User Acquisition

By | January 14, 2014

In this post I will describe the user acquisition process we used to get thousands of people to sign-up for TypeKids.com. Quite a success, but  it was preceded by a launch that taught me the importance of having a strategy to acquire users.

I vividly remember the first time a friend and I launched a product. It was called MailToVoice, an application that enabled users to dial a phone number and listen to their email (this was before smartphones became ubiquitous). We figured that the product was so good, all we needed to do was putting it out there and wait for users to sign-up. By the thousands. “Build it and they will come.” Right?

Overnight successes rarely happen. As an entrepreneur you need to hope for the best and plan for the worst. That is why it is important to have a solid strategy for user acquisition. Chances are, that if you do not actively pursue new users a few months after launching only your girlfriend, some friends and mother will be using the product.

User acquisition is about getting interested prospects. It is the part art, part quantifiable process of attracting visitors to your website and getting them to use your product.

Who are your target users?

All user acquisition starts with knowing your audience. Start with defining your ideal customer. The person you had in mind when you developed your product or service. Describe your ideal customers in as much detail as you possibly can. What do they do in their spare time? How old are they? Do they have children? Are they single female executives who like to travel? Male, overweight football fans over 40? You get the idea. The more detailed you can describe them the better: gender, age group, social status, profession, kids, hobbies, favorite brands etc. etc.

Defining the target market

This first step should be easy. If it does not directly come to mind right away who the target users of your product are, you do not know the market and/or you do not have a clear value proposition.

When your product already has active users find out as much as possible about them as well. Then compare this to your definition of your “ideal customer”. Are there any differences? What explains the variation? Are these not the type of users you should be targeting (as well)? Don´t forget that the best users are customers who pay for your product.

The better you can describe your audience, the easier the next step will be.

Getting your target users to notice you

Now that you know the ideal user you want to use your product, the next step is to get them to notice you. Think about all the places your users hang-out, both online and in the real world.

You can use this information to brainstorm as many ideas as possible that will get you in front of your potential users. Anything goes, even ideas that do not scale.  Any idea that drives new users to your product is good at this stage. Even when it is just a single user per action. Find out what works and only then figure out how you can start doing more of it.  Anything that is profitable can be done on a bigger scale.

Reach out to the websites potential customers read (if you have something of interest for their audience they will be happy to feature you). Do search engine marketing and advertise on certain keywords. Use social media or content marketing. Find customers one by one and invite them to use your product. You have designed your product or service for the target user described above, so they will be very interested in testing it.

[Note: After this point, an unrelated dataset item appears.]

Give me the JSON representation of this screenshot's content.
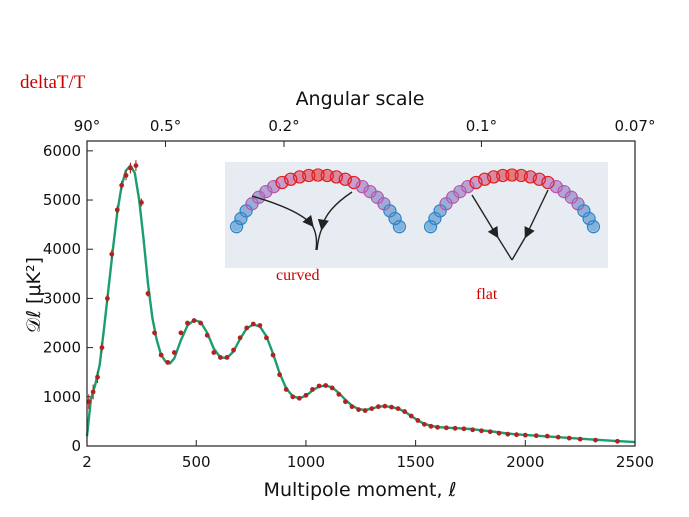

Stand out and invite customers one by one.

Some other suggestions:

  • Reach out to the Twitter followers of your competitors.
  • (Guest)blog.
  • Hand out flyers.
  • Cold call.
  • Post on Reddit, Hackernews etc.
  • PR: get interviews in podcasts, tv-shows or any other media has the interest of your target audience.
  • Personally invite users.
  • Launch targeted campaigns through Facebook, Linkedin or Adwords.
  • Partner with companies who serve similar users.

Eliminate friction

Once the potential user has noticed your company, and lands on your website,  the next step of the acquisition process starts: the activation phase. The objective of this phase is to convert visitors of your website to active users of your product.

To achieve this the first page of your site a new visitor sees (your landing page) has to be great. It has to trigger the potential users interest by a clearly visible value proposition that connects with your target audience and call to action. A rule of thumb is that the amount of visitors you convert to users is equal to the desire you create minus friction.

Test everything, because conventional wisdom is not true in all cases. For instance, in elearning common practice is to let users try content without registration. We tested that for our touch typing course and found out that it was not working out for us. While we did get more people to try our content, they stayed shorter and came back less. In addition, because we had not gotten their email address we could not follow-up with them.

What exactly makes a landing page effective depends on your product or service. Read some of the many books and blogs about landing pages and do plenty of A/B testing to figure out what works best.

Build user acquisition in the product

Product development and user acquisition are not separate activities. You can build marketing in the product.

Users will know other people who can also benefit from using your offering and if they get value from the product they will share it. Make it easy to do this.

The most common ways of enabling sharing are via Facebook or email. You can even offer an incentive to further stimulate sharing  by giving freebies, discounts and other types of recognition.

Some examples of companies who do this well are Dropbox and Spotify. Dropbox users who refer another person to the service get 500MB of complementary storage. Spotify integrated their product with the Facebook news feed. This way someone listening to a song on Spotify automatically shared this with their friends attracting many new users to the product.

Dropbox user acquisition.

When each user on average gets you one, or more than one, new user your product will grow organically. This makes it the holy grail of internet marketing because you will have built a self-sustaining marketing machine!